Bleuhazenfurfle Resident
Signal Linden: https://github.com/secondlife/jira-archive/issues/10230
TL;DR: I did, and it's a
simple
plan that covers almost all bases for the foreseeable future, can be rolled out progressively in a simplified form, then improved incrementally as needed, and it's need is painfully obvious.Also… I did; I gave an exact specific recommendation: for each of the current string search functions, we add a new function with "Ex" on the name (for "Extended"), and a single additional "match type" integer argument.

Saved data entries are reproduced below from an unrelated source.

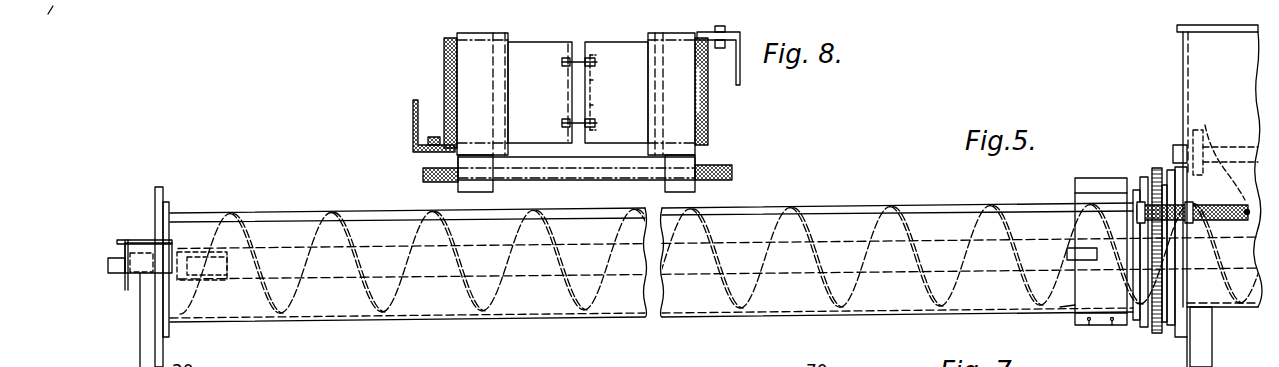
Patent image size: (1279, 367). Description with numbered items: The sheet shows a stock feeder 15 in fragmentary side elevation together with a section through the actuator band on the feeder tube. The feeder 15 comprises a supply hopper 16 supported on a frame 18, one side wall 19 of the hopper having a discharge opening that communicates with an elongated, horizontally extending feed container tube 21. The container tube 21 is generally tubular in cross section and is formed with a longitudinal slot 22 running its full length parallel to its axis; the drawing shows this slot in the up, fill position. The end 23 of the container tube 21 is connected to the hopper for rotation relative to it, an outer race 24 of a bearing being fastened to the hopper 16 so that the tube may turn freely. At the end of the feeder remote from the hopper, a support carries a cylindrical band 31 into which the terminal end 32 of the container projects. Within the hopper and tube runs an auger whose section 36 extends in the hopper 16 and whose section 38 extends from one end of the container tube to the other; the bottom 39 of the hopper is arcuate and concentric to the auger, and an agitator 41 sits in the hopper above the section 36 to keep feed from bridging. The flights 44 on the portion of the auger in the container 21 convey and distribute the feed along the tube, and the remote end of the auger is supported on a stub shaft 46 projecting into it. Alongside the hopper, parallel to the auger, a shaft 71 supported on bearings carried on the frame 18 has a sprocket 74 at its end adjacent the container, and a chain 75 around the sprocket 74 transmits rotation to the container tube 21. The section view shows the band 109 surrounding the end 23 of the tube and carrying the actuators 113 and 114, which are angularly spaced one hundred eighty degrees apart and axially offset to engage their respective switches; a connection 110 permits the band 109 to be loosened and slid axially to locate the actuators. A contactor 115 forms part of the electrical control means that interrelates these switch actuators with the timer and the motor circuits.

In FIG. 5, the stock feeder 15 is at (1107, 124).
In FIG. 5, the supply hopper 16 is at (1197, 70).
In FIG. 5, the frame 18 is at (1212, 357).
In FIG. 5, the side wall 19 is at (1187, 350).
In FIG. 8, the feed container tube 21 is at (445, 57).
In FIG. 5, the feed container tube 21 is at (787, 318).
In FIG. 8, the longitudinal slot 22 is at (508, 65).
In FIG. 8, the end of container 23 is at (700, 160).
In FIG. 5, the end of container 23 is at (1065, 306).
In FIG. 5, the outer race 24 is at (1181, 257).
In FIG. 5, the cylindrical band 31 is at (168, 210).
In FIG. 5, the terminal end 32 is at (200, 214).
In FIG. 5, the auger section 36 is at (1238, 286).
In FIG. 5, the auger section 38 is at (856, 290).
In FIG. 5, the bottom 39 is at (1226, 308).
In FIG. 5, the agitator 41 is at (1210, 130).
In FIG. 5, the flights 44 is at (1030, 289).
In FIG. 5, the stub shaft 46 is at (210, 272).
In FIG. 5, the shaft 71 is at (1242, 208).
In FIG. 5, the sprocket 74 is at (1163, 198).
In FIG. 5, the chain 75 is at (1157, 170).
In FIG. 8, the band 109 is at (612, 52).
In FIG. 5, the band 109 is at (1101, 251).
In FIG. 8, the connection 110 is at (597, 88).
In FIG. 5, the connection 110 is at (1100, 324).
In FIG. 8, the actuator 113 is at (740, 78).
In FIG. 8, the actuator 114 is at (411, 119).
In FIG. 5, the contactor 115 is at (1067, 254).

This post was mostly a renewed call that we
need
this to be a thing, whatever exact form it takes, universally across LSL (ie. not regex here, exact there, who knows what somewhere else), and flexibly (one consistent interface to rule them all, and drop the barrier to adding more in the future). Sometimes (I'd even argue mostly) you want to search LSD by an exact key, and sometimes you want to search a list by regex, maybe even find an inventory item that contains a term somewhere within it's name, or just find a list item case-insensitively, this would make all that possible, and any variation thereof.The old function then becomes a "convenience" version (on the assumption that it was implemented first because it's the most common use case), with the new ones providing (just one for each instance of string searching across LSL) a consistent portal to all present string matching methods, and
vastly
dropping the barrier to adding new ones in the future — including small variations like prefix/suffix/infix exact matching, or case-insensitive matches. (You add the new match type to the backend match function, and it's instantly available right across the board with no additional impact on LSL.)I also mentioned in the Jira post how I envisioned it would be implemented behind the scenes, including allowing for
reverse
matching (where the haystack is full of patterns, and you're looking for the first one that matches your needle — mostly useful with lists), and how that implementation allows a quick first-run implementation to support all the features, with behind-the-scenes refinement as it's found to be neccesary (eg. they could all just convert to regex, and go through the regex engine, until LL see's the need to implement more specific functions — with zero impact on existing scripts).This plan can also be extended to "find all" situations with the addition of start cursor (integer for lists, key name for LSD, etc.), though that is a separate enough topic it should get it's own request.